Advocates, Scientists mourn loss of 832F; Montana ends hunts at Yellowstone border

HOWLColorado received news of the death of 832F, perhaps the most famous of all of Yellowstone’s remaining wolves, last Saturday via an email from a devastated advocate. The news was both saddening, and yet inevitable.

Advocates, when Montana and Idaho first started their wolf hunts, pleaded for one concession. A buffer zone around the borders of Yellowstone National Park. Wolves, unaware of the borders within which they live, deserve some protection. The states disagreed. October 3rd, 2009 saw iconic wolf – 527 – felled by a hunter’s bullet.

This time it was the “rock star” wolf, the female designated as 832F – She had been highly popular with tourists to Yellowstone for the last 6 years. Killed during a rare excursion outside the boundries of the park. Not only was she an iconic wolf, she was also the most recent in a string of 8 wolves with tracking collars claimed by hunters during this year’s hunt.

The disgusting fact here is that hunters and ranchers claim that these hunts are to reduce wolf attacks on livestock. This widely perpetuated fallacy is built as a house of cards constructed from interlocking exaggerations and dishonest rhetoric.

The tracking collar, representing thousands of dollars of technology, around 832F’s neck proved conclussively that this wolf rarely ventured outside of the borders of Yellowstone and did so only for brief periods of time.

Wolf predation is one of the more insignificant causes of livestock death and very much avoidable through non-lethal methods and reasonable animal husbandry practices.

So this begs the question: Why are so many collared wolves, especially those around the borders of Yellowstone, being shot by hunters?

The simple answer is this. These hunters are lazy. They have picked the easiest targets. Yellowstone wolves have a lower fear of humans and are geographically less challenging to find.

This does not support the claim that hunting reduces predation – since these wolves weren’t going to be hunting livestock.

These hunts are just blood sport. America, which claims to be the greatest nation in the world, a paragon of civilization, continues to perpetuate this barbaric practice. Putting food on the table is one thing. Killing for the pure pleasure of seeing an animal die is brutal, cruel and unnecessary.

Montana should be recognized for one thing, albeit a tiny concession on the part of their FWP Commission. Montana banned hunting and trapping on a 4-to-1 vote around the town of Gardiner as a response to all the Yellowstone wolves being killed. The commission chairman Rob Ream still declined to create a permanent buffer around the borders of Yellowstone stating the issue to be “particular and unique”… so, this is one of those non-unique unique things, I suppose.

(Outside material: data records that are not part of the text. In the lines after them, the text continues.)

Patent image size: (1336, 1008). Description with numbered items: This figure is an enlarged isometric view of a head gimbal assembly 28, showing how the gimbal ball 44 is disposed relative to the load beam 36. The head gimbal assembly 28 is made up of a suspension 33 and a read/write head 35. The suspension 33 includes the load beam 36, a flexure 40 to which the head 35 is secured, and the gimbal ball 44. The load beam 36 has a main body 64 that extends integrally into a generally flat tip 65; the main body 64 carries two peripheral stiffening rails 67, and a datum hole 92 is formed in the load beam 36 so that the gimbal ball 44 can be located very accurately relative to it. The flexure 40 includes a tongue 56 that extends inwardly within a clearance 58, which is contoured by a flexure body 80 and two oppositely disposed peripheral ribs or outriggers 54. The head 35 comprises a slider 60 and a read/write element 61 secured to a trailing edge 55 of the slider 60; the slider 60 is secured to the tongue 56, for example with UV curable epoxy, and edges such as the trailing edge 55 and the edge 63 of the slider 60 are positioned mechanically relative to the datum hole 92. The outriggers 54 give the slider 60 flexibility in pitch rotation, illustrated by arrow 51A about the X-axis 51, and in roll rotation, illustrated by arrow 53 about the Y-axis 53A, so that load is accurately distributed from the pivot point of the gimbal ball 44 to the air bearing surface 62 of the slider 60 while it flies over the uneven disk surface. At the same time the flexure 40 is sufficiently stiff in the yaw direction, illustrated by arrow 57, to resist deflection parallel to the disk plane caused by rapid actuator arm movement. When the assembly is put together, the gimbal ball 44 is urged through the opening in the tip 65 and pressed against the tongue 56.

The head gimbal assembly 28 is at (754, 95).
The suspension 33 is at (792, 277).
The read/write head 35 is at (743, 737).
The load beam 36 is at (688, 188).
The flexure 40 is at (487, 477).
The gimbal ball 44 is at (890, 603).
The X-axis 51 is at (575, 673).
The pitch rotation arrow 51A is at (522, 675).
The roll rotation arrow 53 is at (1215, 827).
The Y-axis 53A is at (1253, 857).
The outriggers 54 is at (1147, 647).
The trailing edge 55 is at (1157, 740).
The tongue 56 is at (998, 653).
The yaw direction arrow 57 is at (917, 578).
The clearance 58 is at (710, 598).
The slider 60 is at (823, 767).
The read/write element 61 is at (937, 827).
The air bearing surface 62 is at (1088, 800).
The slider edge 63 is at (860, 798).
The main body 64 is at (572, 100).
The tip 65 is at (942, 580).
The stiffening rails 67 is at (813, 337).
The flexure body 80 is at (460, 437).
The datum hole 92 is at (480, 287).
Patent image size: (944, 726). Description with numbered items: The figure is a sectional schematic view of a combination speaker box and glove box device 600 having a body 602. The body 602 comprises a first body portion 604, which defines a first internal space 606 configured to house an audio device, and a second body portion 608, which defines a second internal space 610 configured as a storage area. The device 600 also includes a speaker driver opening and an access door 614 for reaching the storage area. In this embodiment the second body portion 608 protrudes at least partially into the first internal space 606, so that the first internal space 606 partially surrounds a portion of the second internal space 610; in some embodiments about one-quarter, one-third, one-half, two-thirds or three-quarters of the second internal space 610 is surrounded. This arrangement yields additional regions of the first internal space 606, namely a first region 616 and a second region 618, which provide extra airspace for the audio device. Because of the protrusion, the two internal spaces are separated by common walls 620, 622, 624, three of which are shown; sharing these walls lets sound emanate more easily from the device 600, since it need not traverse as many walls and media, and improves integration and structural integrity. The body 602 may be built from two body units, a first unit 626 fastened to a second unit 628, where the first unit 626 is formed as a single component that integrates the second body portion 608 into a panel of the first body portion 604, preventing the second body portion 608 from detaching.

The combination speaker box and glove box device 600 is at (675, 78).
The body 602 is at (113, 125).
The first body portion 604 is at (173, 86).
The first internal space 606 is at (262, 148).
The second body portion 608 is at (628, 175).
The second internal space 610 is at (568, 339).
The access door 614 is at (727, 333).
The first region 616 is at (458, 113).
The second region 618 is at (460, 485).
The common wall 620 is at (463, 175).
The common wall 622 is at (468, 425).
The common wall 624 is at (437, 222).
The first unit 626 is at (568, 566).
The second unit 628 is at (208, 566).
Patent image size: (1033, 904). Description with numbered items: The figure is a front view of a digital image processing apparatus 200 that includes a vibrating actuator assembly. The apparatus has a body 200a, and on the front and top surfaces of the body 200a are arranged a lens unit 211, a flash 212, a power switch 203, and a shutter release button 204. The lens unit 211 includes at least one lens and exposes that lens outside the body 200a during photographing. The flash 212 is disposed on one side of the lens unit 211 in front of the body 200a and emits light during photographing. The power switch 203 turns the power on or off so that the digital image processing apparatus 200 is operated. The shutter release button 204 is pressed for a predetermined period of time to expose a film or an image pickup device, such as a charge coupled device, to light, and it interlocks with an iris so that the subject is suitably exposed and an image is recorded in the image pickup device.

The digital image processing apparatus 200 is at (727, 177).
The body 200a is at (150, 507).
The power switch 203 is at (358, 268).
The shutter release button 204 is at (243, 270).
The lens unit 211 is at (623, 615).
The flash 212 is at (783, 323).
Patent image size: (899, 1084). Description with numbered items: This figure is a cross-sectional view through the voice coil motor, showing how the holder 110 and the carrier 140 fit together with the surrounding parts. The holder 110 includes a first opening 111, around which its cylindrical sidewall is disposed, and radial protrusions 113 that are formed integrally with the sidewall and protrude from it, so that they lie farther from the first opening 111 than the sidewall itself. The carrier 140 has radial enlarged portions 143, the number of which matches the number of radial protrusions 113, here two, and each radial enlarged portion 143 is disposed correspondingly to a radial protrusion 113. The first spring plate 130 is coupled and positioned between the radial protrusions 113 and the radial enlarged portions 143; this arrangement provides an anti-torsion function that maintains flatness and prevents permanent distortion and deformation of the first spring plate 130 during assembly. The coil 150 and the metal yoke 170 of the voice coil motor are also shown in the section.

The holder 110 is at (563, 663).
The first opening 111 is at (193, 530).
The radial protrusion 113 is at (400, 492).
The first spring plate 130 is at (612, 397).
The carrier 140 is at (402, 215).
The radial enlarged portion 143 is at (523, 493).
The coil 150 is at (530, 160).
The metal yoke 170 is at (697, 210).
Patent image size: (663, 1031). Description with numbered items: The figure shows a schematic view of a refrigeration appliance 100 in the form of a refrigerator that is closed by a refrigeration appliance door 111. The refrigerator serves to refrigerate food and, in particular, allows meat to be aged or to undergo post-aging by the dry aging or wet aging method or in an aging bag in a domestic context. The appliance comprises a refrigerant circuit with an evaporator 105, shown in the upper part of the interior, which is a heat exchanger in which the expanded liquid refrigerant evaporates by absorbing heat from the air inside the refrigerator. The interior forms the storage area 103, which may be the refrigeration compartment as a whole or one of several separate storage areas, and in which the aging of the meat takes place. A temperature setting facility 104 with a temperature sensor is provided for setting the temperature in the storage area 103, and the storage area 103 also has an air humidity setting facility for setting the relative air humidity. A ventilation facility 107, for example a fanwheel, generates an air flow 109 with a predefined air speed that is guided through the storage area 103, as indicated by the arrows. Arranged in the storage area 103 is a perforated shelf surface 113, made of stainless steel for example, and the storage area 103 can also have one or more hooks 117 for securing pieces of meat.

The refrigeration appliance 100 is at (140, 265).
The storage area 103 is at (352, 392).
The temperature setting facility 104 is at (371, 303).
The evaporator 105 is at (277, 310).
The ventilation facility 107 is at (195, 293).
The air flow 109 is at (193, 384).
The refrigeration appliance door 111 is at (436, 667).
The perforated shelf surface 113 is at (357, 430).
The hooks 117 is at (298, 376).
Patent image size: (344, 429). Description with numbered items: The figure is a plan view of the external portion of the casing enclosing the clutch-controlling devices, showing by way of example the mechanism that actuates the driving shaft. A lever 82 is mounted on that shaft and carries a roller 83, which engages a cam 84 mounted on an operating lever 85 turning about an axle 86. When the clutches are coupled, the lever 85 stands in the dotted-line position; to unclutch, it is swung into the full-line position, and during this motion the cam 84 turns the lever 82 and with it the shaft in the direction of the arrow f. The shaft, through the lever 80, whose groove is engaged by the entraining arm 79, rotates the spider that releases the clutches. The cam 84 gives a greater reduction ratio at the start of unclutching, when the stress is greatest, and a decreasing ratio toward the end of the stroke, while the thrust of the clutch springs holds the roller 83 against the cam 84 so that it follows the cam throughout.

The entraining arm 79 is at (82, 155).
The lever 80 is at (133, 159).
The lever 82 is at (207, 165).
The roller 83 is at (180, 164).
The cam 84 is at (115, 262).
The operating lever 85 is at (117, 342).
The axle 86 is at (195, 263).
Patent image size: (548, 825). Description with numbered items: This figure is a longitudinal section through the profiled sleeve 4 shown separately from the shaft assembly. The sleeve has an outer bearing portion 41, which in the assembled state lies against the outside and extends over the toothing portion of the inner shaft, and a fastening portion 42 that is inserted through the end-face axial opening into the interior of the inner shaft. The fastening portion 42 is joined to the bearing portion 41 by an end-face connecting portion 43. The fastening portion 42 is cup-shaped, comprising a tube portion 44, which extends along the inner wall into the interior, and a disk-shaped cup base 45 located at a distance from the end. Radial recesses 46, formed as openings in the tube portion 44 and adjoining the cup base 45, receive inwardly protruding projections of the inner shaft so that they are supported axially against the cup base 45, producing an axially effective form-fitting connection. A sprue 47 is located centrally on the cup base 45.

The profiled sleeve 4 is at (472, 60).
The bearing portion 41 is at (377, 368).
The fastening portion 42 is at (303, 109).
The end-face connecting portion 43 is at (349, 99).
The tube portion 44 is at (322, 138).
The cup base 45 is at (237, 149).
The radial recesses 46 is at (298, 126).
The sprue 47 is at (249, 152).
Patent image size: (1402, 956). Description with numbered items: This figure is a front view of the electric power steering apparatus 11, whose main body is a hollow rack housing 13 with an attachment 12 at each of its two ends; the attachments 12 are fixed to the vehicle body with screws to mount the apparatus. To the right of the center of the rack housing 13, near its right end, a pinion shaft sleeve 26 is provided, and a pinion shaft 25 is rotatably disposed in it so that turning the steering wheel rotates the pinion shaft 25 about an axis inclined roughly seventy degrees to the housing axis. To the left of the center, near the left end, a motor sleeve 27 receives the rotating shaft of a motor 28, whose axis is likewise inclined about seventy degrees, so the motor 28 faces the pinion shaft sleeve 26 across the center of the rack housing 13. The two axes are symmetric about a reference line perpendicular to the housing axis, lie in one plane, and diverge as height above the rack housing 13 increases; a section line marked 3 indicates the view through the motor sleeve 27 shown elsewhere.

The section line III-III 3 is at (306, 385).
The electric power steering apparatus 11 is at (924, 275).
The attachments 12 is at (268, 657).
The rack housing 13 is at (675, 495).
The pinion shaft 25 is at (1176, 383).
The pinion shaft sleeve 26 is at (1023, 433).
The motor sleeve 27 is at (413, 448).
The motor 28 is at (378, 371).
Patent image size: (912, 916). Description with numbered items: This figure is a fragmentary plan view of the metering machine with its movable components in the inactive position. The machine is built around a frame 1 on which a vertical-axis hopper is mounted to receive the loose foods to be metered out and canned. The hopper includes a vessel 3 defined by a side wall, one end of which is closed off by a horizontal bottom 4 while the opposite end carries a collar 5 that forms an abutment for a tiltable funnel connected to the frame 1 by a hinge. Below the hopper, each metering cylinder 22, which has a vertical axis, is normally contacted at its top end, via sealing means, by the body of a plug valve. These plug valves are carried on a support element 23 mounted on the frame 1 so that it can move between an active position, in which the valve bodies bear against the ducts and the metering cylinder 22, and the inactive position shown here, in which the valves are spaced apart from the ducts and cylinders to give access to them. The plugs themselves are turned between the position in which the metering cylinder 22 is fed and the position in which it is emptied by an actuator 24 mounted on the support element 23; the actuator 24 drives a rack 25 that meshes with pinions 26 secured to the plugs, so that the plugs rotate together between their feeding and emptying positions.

Ream did acknowledge that the decision represented a political compromise – as the Department of Fish, Parks and Wildlife and the obvious hunters and trappers lobbyists pushed to make no change. A lone dissenter voted in support of those special interests (Dan Vermillion cast that vote should you find that information interesting).

Wyoming and Idaho have not made any such concessions.

Small victories. But this battle is going poorly and wolves are currently losing the war.

Our tools are facts, education and passion. Their tools are guns, ignorance and lies.